If your app does not offer a way to toggle theme mode via the themeMode property, then keep themeMode at its default ThemeMode.system, so that the app theme automatically follows the device theme mode. If you do offer a way to override and set the app to light or dark theme independently of the the system, personally I like this. If you do this, then always also include in the settings an option to use the system mode, that follow the system setting. This should even be your first run default value for it. Now you covered all options, and users can set the theme mode as they prefer.

FlexColorScheme ThemeData

At its core FlexColorScheme.toTheme only creates a ThemeData object. It helps you make a consistent color scheme based theme, and to produce a more refined Flutter ThemeData object. Since it produces a standard ThemeData object, you can also further refine it as much as desired by using ThemeData.copyWith.

One of the fundamental things FlexColorScheme does, is that it fixes minor inconsistencies and gaps that exist with Flutter’s ThemeData.from factory, and handles the complexity of using the ThemeData factory directly. It releases you from the burden of knowing what colors in it affects which widgets how.

FlexColorScheme makes a few opinionated, but subtle theme modifications compared to the ThemeData.from themes created from a ColorScheme. By default, FlexColorScheme theming refrains from touching theme properties not related to making the colors more consistent. Some minor adjustments are however needed. This is covered in detail in the API guide section in Core defaults.

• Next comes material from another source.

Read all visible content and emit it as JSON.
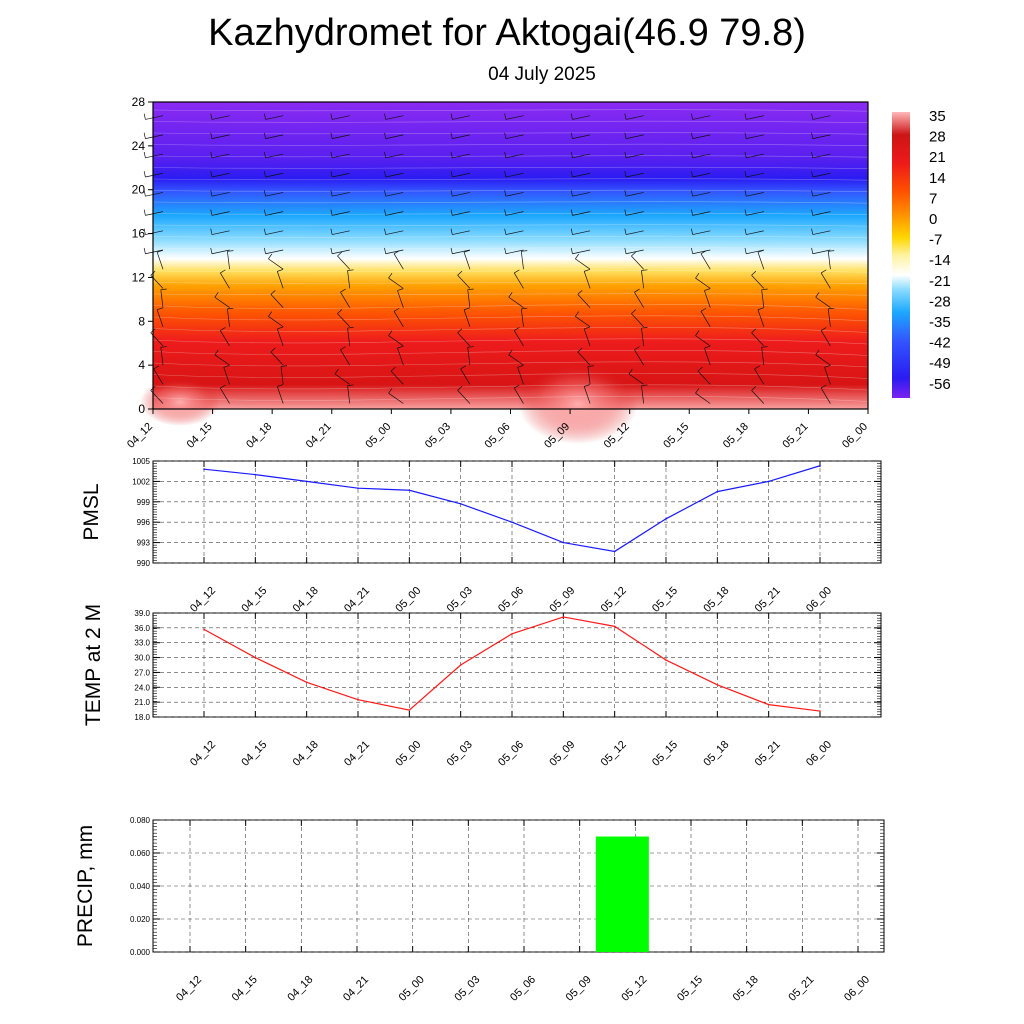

When you opt-in on using its opinionated component themes, the story changes, then it does a lot customizations using Flutter’s component themes. This is still all done within in the ThemeData object of course. FlexColorScheme cannot make themes that you cannot repeat by defining the same ThemeData object yourself manually.

It is however very tedious and verbose to do all the things it can do manually. Personally I don’t even attempt it anymore, even if I could. It is so much quicker and simpler to use FlexColorScheme to accomplish many of the complex theme definitions it does.